Officials Evaluating Use Of Fewer Arenas For NCAA Tourney Due To Coronavirus
Mar 8, 2020, 4:31 PM | Updated: 4:47 pm
(Photo by Kevin C. Cox/Getty Images)
SALT LAKE CITY, Utah – NCAA officials discussed and continue to look at the possibility of using fewer venues for the upcoming college basketball tournaments amid the coronavirus outbreak, according to the New York Times.
Multiple options for the NCAA men’s and women’s basketball tournaments are currently being looked at. One option NCAA executives are weighing is narrowing the number of venues for tourney games. Another option they are considering is “holding games without spectators and proceeding normally but with enhanced efforts to promote public health, such as hand sanitizer stations.”
“We’re playing out every possible scenario, ranging from ‘OK, we’re full-go’ to modified-go to ‘Are we playing a game and we’re certain that everyone in the arena is clean and there won’t be any public?'” Brian Hainline, the NCAA’s chief medical officer, said on March 7.
“At this time, we are definitively planning on running the tournament at all 14 sites with fans, from the First Four in Dayton through the Final Four in Atlanta.”
Sr.
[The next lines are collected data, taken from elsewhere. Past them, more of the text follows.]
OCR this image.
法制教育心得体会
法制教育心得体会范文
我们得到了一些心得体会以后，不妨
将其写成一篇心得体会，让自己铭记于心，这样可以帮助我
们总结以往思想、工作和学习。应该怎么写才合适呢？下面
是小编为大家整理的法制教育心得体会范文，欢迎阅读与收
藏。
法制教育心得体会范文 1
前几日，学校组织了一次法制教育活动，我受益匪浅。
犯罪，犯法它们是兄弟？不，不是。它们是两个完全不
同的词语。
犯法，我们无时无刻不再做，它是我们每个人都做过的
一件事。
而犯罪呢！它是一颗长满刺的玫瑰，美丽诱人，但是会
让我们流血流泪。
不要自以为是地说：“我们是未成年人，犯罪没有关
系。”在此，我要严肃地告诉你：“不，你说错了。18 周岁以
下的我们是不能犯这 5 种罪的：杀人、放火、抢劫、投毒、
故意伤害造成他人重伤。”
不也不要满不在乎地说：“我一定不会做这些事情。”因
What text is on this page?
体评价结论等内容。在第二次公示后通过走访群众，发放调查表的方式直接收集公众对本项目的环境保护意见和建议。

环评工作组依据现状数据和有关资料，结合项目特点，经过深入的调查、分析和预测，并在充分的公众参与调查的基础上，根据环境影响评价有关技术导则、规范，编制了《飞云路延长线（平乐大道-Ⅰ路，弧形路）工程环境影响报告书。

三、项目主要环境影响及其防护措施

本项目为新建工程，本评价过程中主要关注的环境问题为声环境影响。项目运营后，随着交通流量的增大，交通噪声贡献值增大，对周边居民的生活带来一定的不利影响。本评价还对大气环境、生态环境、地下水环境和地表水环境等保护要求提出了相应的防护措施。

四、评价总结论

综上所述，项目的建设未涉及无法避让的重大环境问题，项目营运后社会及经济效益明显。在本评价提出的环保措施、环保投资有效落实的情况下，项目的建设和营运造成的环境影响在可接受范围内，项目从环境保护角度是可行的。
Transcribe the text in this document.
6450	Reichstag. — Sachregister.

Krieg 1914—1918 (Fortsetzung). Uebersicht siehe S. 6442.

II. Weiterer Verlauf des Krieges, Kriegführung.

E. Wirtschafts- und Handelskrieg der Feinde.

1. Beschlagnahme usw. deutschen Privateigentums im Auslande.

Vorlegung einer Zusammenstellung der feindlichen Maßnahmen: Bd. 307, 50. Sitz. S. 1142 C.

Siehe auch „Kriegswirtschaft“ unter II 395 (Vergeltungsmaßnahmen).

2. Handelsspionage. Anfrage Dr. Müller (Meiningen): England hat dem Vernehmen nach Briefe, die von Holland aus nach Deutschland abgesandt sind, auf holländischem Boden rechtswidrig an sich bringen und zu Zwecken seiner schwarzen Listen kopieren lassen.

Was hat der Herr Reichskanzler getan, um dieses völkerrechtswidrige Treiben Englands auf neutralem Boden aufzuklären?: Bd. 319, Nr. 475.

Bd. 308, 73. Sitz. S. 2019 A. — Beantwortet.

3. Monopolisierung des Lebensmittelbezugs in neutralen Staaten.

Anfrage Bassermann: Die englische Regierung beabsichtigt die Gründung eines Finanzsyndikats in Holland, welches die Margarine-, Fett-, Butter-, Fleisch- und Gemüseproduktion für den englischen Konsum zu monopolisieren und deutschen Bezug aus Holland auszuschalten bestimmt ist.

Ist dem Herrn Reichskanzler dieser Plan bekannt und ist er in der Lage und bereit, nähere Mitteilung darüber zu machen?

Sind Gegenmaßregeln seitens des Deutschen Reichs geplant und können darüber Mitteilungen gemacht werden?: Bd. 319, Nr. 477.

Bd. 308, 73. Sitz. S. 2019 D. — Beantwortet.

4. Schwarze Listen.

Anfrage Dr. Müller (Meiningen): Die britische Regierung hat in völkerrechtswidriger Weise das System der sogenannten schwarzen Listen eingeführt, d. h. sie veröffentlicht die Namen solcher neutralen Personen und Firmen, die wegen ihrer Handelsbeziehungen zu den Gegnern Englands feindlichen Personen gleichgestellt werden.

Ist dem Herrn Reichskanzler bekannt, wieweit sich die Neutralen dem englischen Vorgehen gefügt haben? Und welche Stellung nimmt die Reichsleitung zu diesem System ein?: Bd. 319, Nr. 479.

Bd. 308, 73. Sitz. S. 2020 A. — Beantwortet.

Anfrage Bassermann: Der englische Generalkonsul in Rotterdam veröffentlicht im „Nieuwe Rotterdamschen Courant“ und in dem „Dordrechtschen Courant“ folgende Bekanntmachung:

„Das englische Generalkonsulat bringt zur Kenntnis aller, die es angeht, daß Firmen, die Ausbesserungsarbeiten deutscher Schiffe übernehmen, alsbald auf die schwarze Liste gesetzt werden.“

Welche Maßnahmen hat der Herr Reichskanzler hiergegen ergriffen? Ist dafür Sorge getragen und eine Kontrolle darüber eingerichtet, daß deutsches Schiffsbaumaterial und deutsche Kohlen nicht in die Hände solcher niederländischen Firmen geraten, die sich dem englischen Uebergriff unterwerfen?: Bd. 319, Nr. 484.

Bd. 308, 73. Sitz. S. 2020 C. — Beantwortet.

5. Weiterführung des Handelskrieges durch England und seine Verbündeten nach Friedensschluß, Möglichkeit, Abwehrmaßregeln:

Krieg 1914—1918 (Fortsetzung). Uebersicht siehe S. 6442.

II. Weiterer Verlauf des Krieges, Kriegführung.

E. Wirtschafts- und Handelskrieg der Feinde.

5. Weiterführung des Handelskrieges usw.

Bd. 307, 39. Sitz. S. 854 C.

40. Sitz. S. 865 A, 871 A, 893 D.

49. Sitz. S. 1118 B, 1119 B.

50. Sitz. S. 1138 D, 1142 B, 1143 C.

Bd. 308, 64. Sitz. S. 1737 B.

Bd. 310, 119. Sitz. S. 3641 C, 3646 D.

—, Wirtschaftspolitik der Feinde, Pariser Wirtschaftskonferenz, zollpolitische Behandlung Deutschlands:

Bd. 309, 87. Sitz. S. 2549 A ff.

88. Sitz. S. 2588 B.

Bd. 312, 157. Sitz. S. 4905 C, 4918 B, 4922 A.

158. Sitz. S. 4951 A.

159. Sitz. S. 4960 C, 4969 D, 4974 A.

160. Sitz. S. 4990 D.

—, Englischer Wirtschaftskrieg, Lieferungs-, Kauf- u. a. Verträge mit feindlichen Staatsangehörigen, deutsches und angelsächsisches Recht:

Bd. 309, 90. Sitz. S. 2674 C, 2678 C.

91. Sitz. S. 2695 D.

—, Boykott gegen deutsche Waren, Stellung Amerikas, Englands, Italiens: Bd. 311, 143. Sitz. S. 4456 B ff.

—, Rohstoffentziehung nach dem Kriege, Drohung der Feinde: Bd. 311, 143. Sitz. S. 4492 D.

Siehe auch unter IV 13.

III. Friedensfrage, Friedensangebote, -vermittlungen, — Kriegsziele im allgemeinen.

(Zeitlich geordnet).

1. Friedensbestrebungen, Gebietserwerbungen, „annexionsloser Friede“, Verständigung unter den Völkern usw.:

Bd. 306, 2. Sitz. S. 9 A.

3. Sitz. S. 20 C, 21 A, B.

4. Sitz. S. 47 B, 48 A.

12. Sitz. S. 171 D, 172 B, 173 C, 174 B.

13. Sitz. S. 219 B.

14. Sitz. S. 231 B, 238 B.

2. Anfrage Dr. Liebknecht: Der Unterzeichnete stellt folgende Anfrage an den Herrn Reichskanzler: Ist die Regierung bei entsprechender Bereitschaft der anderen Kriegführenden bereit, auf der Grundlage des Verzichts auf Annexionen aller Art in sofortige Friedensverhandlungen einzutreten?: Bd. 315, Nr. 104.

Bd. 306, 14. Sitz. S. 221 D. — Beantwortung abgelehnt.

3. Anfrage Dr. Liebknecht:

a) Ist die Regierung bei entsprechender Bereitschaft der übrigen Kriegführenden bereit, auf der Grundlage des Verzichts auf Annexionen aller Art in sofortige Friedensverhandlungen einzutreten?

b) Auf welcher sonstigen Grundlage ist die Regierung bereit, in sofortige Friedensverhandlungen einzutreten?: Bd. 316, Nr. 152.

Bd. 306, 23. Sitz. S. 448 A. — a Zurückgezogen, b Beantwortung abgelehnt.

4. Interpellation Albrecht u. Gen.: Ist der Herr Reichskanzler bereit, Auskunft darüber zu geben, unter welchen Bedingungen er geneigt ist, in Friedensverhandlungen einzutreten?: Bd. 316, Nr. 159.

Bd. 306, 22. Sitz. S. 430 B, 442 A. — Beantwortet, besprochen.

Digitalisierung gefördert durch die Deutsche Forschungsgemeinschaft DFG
Vice President of NCAA Basketball Dan Gavitt discusses the NCAA’s plans in regards to the coronavirus. pic.twitter.com/17h6j9QvGM
— CBS Sports (@CBSSports) March 8, 2020
Hainline added that it’s “hard to imagine” the tournaments being canceled with a couple of weeks until the first game tips off. He also told the Wall Street Journal that playing games without fans in attendance would be “very unlikely.”
Currently, the men’s tournament is scheduled to have games in 14 cities across the United States. The women’s tournament takes place in 8 cities.
Hainline said limited the tournament venues would be “a difficult option to carry out.”
No fans allowed inside Goldfarb Gym at Johns Hopkins where the NCAA DIII basketball tournament is being held because of coronavirus concerns. pic.twitter.com/BOlORCVn2A
— Stetson Miller (@stetsonmreports) March 7, 2020
With the number of cases of coronavirus disease or COVID-19 rising in recent weeks, the NCAA will almost certainly face pressure to make adjustments to the tournaments.
“It’s a judgment call at the end of the day,” said former U.S. surgeon general Vivek H. Murthy. “There is no tried and true protocol here for how to handle this kind of outbreak with COVID-19.”
Sporting events throughout the globe, including a basketball game in Utah, have already been affected by coronavirus.
The men’s tournament is scheduled to begin in Dayton, Ohio on March 17. The women’s tournament will start a few days later on March 20.